We also survey areas which might be suitable for a pair of Barn Owls to establish a territory. For these owls to be successful they must have a suitable feeding habitat. In the past this was often provided in a farmyard where rodents fed on spilled grain and suitable nest sites were available in barns and outbuildings. Recently many barns have been converted to accommodation and grain spillage is a thing of the past. Nowadays the main source of food is the short tailed field vole which lives in rough grassland.
We try to identify suitable areas and then visit the land owner or farmer to get permission to put up nest boxes. It should be emphasised that most of Cheshire farmland is totally unsuitable for Barn Owls as it consists of fields which are either heavily grazed or silaged at regular intervals or both.

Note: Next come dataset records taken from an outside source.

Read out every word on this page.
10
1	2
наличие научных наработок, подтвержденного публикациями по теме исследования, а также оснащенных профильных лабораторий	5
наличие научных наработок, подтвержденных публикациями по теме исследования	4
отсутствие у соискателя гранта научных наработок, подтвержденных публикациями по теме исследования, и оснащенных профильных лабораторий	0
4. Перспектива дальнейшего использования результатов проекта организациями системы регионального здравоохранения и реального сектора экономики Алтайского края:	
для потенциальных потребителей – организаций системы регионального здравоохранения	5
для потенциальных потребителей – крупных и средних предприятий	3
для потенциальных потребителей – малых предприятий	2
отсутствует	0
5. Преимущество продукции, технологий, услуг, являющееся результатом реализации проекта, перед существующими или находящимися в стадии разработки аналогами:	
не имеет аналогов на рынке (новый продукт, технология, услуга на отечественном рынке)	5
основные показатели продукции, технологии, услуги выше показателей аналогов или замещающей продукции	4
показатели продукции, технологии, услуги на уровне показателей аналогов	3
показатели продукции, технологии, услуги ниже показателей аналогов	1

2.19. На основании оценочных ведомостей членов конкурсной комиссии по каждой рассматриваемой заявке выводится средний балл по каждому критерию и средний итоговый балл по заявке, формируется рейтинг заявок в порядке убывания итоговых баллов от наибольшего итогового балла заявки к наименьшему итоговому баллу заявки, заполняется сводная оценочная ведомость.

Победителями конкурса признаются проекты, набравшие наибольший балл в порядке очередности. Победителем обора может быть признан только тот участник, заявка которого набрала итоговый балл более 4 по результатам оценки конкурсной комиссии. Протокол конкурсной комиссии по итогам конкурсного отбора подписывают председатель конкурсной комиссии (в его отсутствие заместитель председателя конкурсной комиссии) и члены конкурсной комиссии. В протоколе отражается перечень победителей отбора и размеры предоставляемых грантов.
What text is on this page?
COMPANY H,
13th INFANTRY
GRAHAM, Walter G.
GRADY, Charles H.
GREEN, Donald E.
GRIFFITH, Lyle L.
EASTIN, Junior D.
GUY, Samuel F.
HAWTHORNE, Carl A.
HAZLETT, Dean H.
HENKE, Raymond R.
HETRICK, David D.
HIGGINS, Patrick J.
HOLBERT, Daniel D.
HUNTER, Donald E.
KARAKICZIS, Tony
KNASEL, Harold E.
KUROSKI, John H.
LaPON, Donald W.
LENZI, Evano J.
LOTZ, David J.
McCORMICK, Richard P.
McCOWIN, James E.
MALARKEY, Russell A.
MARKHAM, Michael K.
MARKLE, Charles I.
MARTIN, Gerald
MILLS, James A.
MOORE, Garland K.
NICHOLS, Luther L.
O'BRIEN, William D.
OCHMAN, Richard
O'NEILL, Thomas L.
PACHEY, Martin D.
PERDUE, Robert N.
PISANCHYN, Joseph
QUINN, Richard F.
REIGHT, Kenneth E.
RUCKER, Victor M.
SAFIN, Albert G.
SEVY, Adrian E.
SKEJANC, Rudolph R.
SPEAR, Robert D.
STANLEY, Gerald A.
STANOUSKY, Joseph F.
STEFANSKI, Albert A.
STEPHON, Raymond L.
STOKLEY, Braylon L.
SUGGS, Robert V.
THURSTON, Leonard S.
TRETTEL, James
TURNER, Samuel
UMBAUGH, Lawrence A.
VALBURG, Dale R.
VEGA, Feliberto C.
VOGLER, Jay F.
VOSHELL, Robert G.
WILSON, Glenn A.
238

Nevertheless there are, tucked away in most parishes, areas full of clumps of long grass where the voles can breed and the owls can find suitable prey. An example is shown alongside where we recently sited one of our boxes.
Suitable boxes are made for us, each box costs us about £60, and then erected in a suitable spot. We have 3 teams of 4-5 who work in the North, centre and South of our area. Most boxes are pole boxes which are placed on top of a used telegraph pole cut in half.
We also put up tree boxes. We carry the boxes and the poles to the sites using a trailer bought with a lottery grant. A video showing the erection of a box can be seen here. To date we have installed over 300 nest boxes In West Cheshire. In a good year about 15% of our boxes are occupied by breeding Barn Owls.
We also have about 10 pairs of kestrels plus jackdaws, squirrels and other wildlife using the boxes. Owls also use the boxes for roosting and shelter which is very important as Barn Owls have no waterproofing on the feathers.
Our other main area of work is ringing. Every year we visit all our boxes and any known tree sites where we ring, weigh and measure any young or adult birds that we find. The main purpose of ringing is to find out as much as we can about the number of young birds that live to breed successfully, how far they move etc. see the section on the Barn Owl for more details.
Our other activities are:
- Giving talks to local groups, schools etc. to raise awareness of the plight of the Barn Owls and describe what we are doing to help (which is also the purpose of this web site)
- Learning much as we can about the Barn Owl by maintaining contact with other groups in Cheshire and National Groups such as the Hawk and Owl Trust
- Encouraging membership of our group and holding meetings of the whole group at Meadow Bank farm Broxton
- Talking to Farmers and landowners about the need to provide habitat for owls and other wildlife. (Many farmers in our area have taken up Stewardship Grants from the Government which help them to do this)
- Finally, despite the fact that we are all volunteers, we need to raise money to pay for the boxes, the equipment we use, the webcam and even this website. We raise money from grants, The Lottery and from our membership.
What have we achieved
The following graph which is taken from The Cheshire Barn Owl report (which is written by The Broxton Group on behalf of all the groups in Cheshire) shows the increase in the Barn Owl population over recent years. A large part of this has undoubtedly arisen as a result of the efforts of all the groups to provide nest sites and protection for the Owls. Note that the fluctuation in the numbers of breeding pairs is due to the fluctuation in the numbers of short tailed field voles. When in a poor vole year the owls do not breed they normally survive to breed successfully the next year.